Un silencio pesado cundió en el ambiente. Lupe no sabía qué hacer. Su mente comenzaba a trabajar rápidamente. El mundo no concordaba con la experiencia que él tenía del mismo mundo. ¿Y qué es el mundo sino el cúmulo de las experiencias vividas? No se asumía como homosexual, y sin embargo, no le había desagradado el contacto. Ese fino volumen que yacía desnudo a su lado le hacía repensar la belleza de otra forma, y se preguntaba ¿por qué el cuerpo humano es tan bello?
    No cabrón, yo no. La neta si me gustan las chavas. Además somos amigos, no la jodas.
    No te preocupes. Como si no hubiera pasado nada. Bueno... ahora.... ya sabes mi secreto.
    Pues no se te notaba. Lo disfrazas muy bien... Está bien, está bien... por la amistad que tenemos, no ha pasado nada.

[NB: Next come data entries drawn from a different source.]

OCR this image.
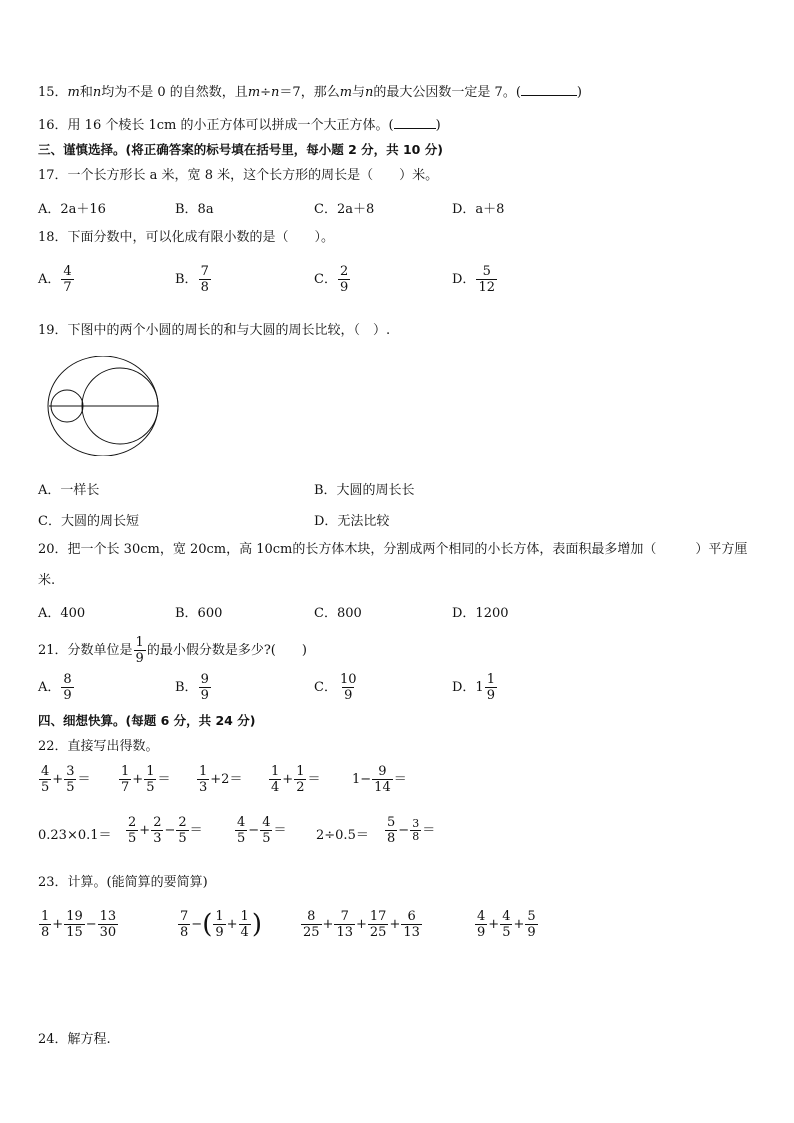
15．m和n均为不是 0 的自然数，且m÷n＝7，那么m与n的最大公因数一定是 7。(	)
16．用 16 个棱长 1cm 的小正方体可以拼成一个大正方体。(	)
三、谨慎选择。(将正确答案的标号填在括号里，每小题 2 分，共 10 分)
17．一个长方形长 a 米，宽 8 米，这个长方形的周长是（　　）米。
A．2a＋16	B．8a	C．2a＋8	D．a＋8
18．下面分数中，可以化成有限小数的是（　　）。
A． $\frac{4}{7}$	B． $\frac{7}{8}$	C． $\frac{2}{9}$	D． $\frac{5}{12}$
19．下图中的两个小圆的周长的和与大圆的周长比较，（　）.
A．一样长	B．大圆的周长长
C．大圆的周长短	D．无法比较
20．把一个长 30cm，宽 20cm，高 10cm的长方体木块，分割成两个相同的小长方体，表面积最多增加（　　　）平方厘
米.
A．400	B．600	C．800	D．1200
21．分数单位是 $\frac{1}{9}$ 的最小假分数是多少?(　　)
A． $\frac{8}{9}$	B． $\frac{9}{9}$	C． $\frac{10}{9}$	D．$1 \frac{1}{9}$
四、细想快算。(每题 6 分，共 24 分)
22．直接写出得数。
$\frac{4}{5} + \frac{3}{5} = \frac{1}{7} + \frac{1}{5} = \frac{1}{3} +2= \frac{1}{4} + \frac{1}{2} = 1- \frac{9}{14}$ ＝
$0.23\times 0.1= \frac{2}{5} + \frac{2}{3} - \frac{2}{5} = \frac{4}{5} - \frac{4}{5} = 2\div 0.5= \frac{5}{8} - \frac{3}{8}$ ＝
23．计算。(能简算的要简算)
$\frac{1}{8} + \frac{19}{15} - \frac{13}{30}$	$\frac{7}{8}$ −( $\frac{1}{9} + \frac{1}{4}$ )	$\frac{8}{25} + \frac{7}{13} + \frac{17}{25} + \frac{6}{13}$	$\frac{4}{9} + \frac{4}{5} + \frac{5}{9}$
24．解方程.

Dionisio le pidió el consabido beso en la mejilla, para sellar esa amistad.


[1] Un hobit es parte de una raza de seres humanos de corta estatura; personaje de la mitología tolkiana. (Tolkien es un escritor que en páginas anteriores se cita) Los hobits viven en cuevas debajo de los árboles, o de la tierra. Saturan sus hogares de cosas, como coleccionistas. Son amantes de recibir visitas y dar regalos. Excelentes anfitriones. No se preocupan mucho de obtener bienes materiales, pero si de tener amigos y de generar a su alrededor una vida bohemia, centrada en su comunidad, de la que tienen miedo de salir.